Haute couture -- easy on eyes, not wallets

By Kerstin Gehmlich
Wednesday, January 24, 2007; 1:50 PM

PARIS (Reuters) - How about a golden halo and a nun-like cape for the next cocktail party? A padded kimono for the office? Or a pink dress slit from neck to belly button?

Creations at Paris's spring/summer haute couture shows were extravagant, staggeringly priced and stunningly beautiful -- but not necessarily wearable.

French designer Jean-Paul Gaultier showed floating outfits picturing Madonnas and the baby Jesus, with one dress featuring a sequined heart, from which a banner of cloth seemed to bleed.

As celebrities and well-heeled customers congratulated the designer, Gaultier explained his philosophy.

"I was looking for a piece of paradise," Gaultier told front-row guest Victoria Beckham after the show.

Beckham, whose footballer husband David has just announced he will move from Real Madrid to Los Angeles Galaxy, told Reuters she was looking forward to the move, and considering whether to take some Paris couture with her across the Atlantic.

"(I'm) very excited. We all are. The whole family are excited. The children can't wait. And David too," she said.

With David Beckham's five-year deal worth $1 million a week, Victoria is one of the few people who can afford haute couture dresses, which are made-to-measure and can cost tens of thousands of euros. There are only an estimated 200 to 300 well-heeled customers in the world.

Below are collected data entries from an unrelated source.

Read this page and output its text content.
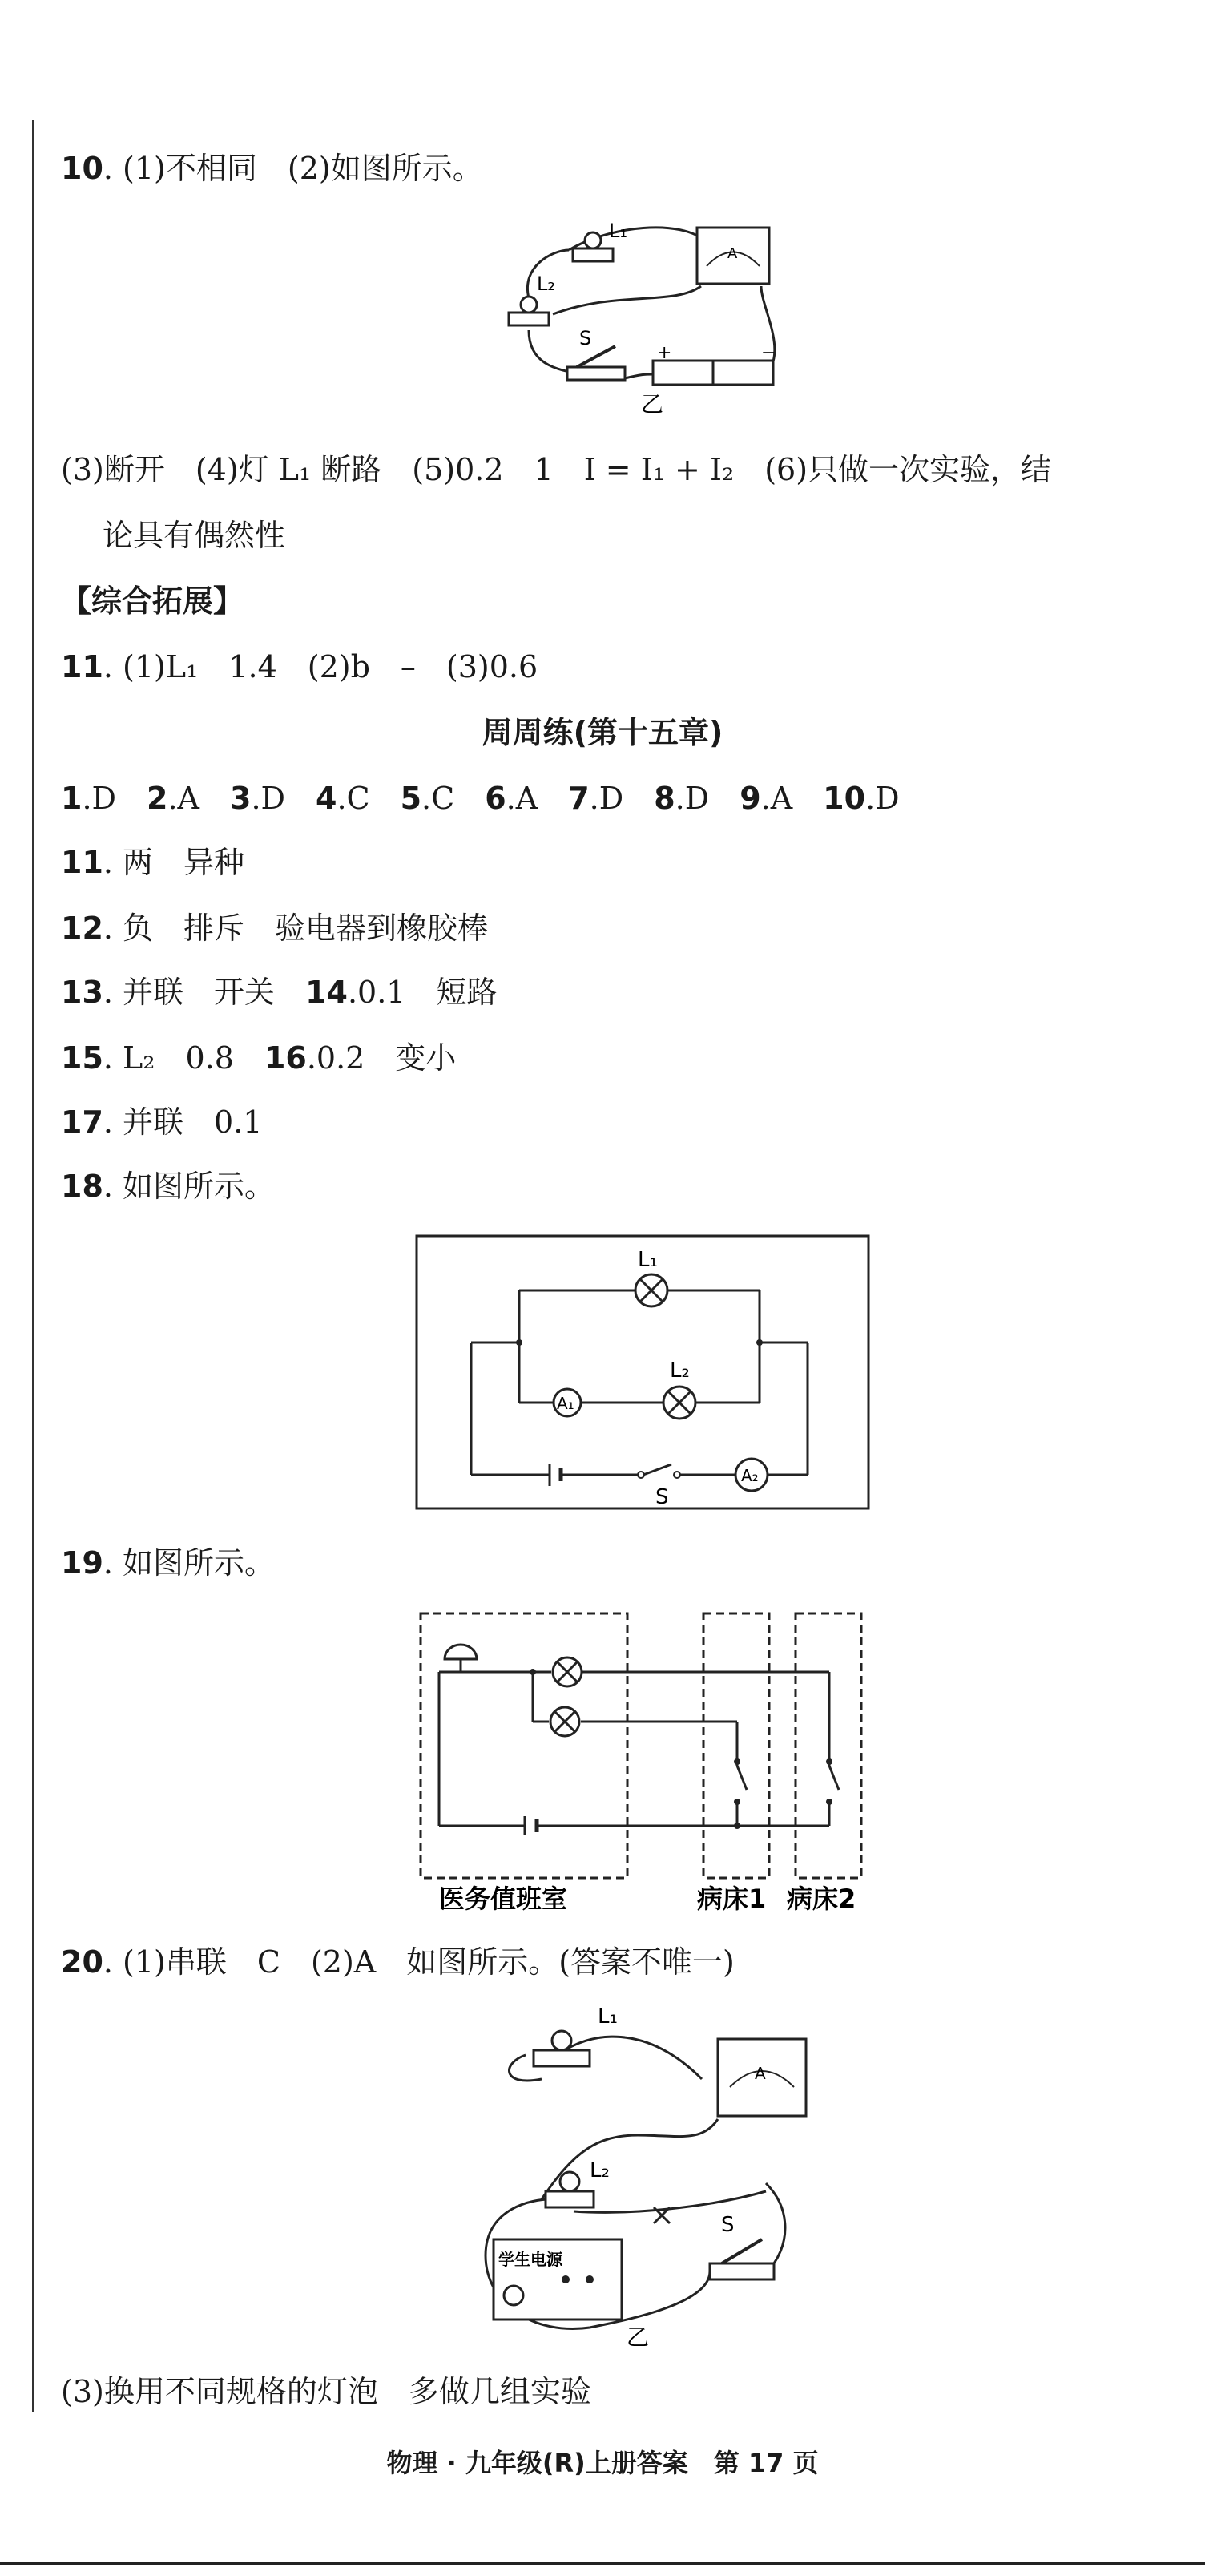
10. (1)不相同　(2)如图所示。
L₁
L₂
A
S
+	−
乙
(3)断开　(4)灯 L₁ 断路　(5)0.2　1　I = I₁ + I₂　(6)只做一次实验，结
论具有偶然性
【综合拓展】
11. (1)L₁　1.4　(2)b　–　(3)0.6
周周练(第十五章)
1.D 2.A 3.D 4.C 5.C 6.A 7.D 8.D 9.A 10.D
11. 两　异种
12. 负　排斥　验电器到橡胶棒
13. 并联　开关　14.0.1　短路
15. L₂　0.8　16.0.2　变小
17. 并联　0.1
18. 如图所示。
L₁
L₂
A₁
A₂
S
19. 如图所示。
医务值班室	病床1 病床2
20. (1)串联　C　(2)A　如图所示。(答案不唯一)
L₁
L₂
A
学生电源
S
乙
(3)换用不同规格的灯泡　多做几组实验
物理 · 九年级(R)上册答案　第 17 页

Relying on just those few could turn the costly couture business into a risky enterprise. But rather than just hoping to sell dresses, fashion labels aim to promote the brand with the glitzy shows and lure customers to cosmetics and accessories.

Gaultier, which is 35-percent owned by Hermes, also makes perfumes and body lotions.


Dita von Teese, a burlesque dancer who has just split up from her shockrocker husband Marilyn Manson, turned into a model for Gaultier on Wednesday, walking out with a halo made from red roses, presenting a black dress with an attached cape.

Teese told Reuters on Tuesday she would love to wear haute couture dresses every day, but conceded she was a special case.

"When I was a little girl I always wanted to wear the Sunday dress that I was only allowed to wear to church or for Christmas. I would always look for an opportunity to be overdressed," she said at the Christian Lacroix show.

"But I think (that's not the case) for most people. (For fashion houses), it's about showing off what you can do and what your inspiration is for the ready-to-wear and for what really goes out to the customers," she said.

Some fashion labels have stopped the expensive haute couture shows. Others have turned to wealthy customers in Russia, China or the Middle East to promote their top-range dresses.

Karl Lagerfeld, who presented transparent black skirts for Chanel on Tuesday, said haute couture was here to stay.

"My future is Chanel. The future of the other couture houses I don't really know. We have the clients to do it," he said.

A weak yen has raised concerns well-off Asian customers could stay away from the exclusive market. But French Trade Minister Christine Lagarde said she did not share the concern.

"I think given their excellence and quality of production, they will always find clients," Lagarde told Reuters at the Chanel show. "Clients are moving around, they are diverse. And they are growing in number today."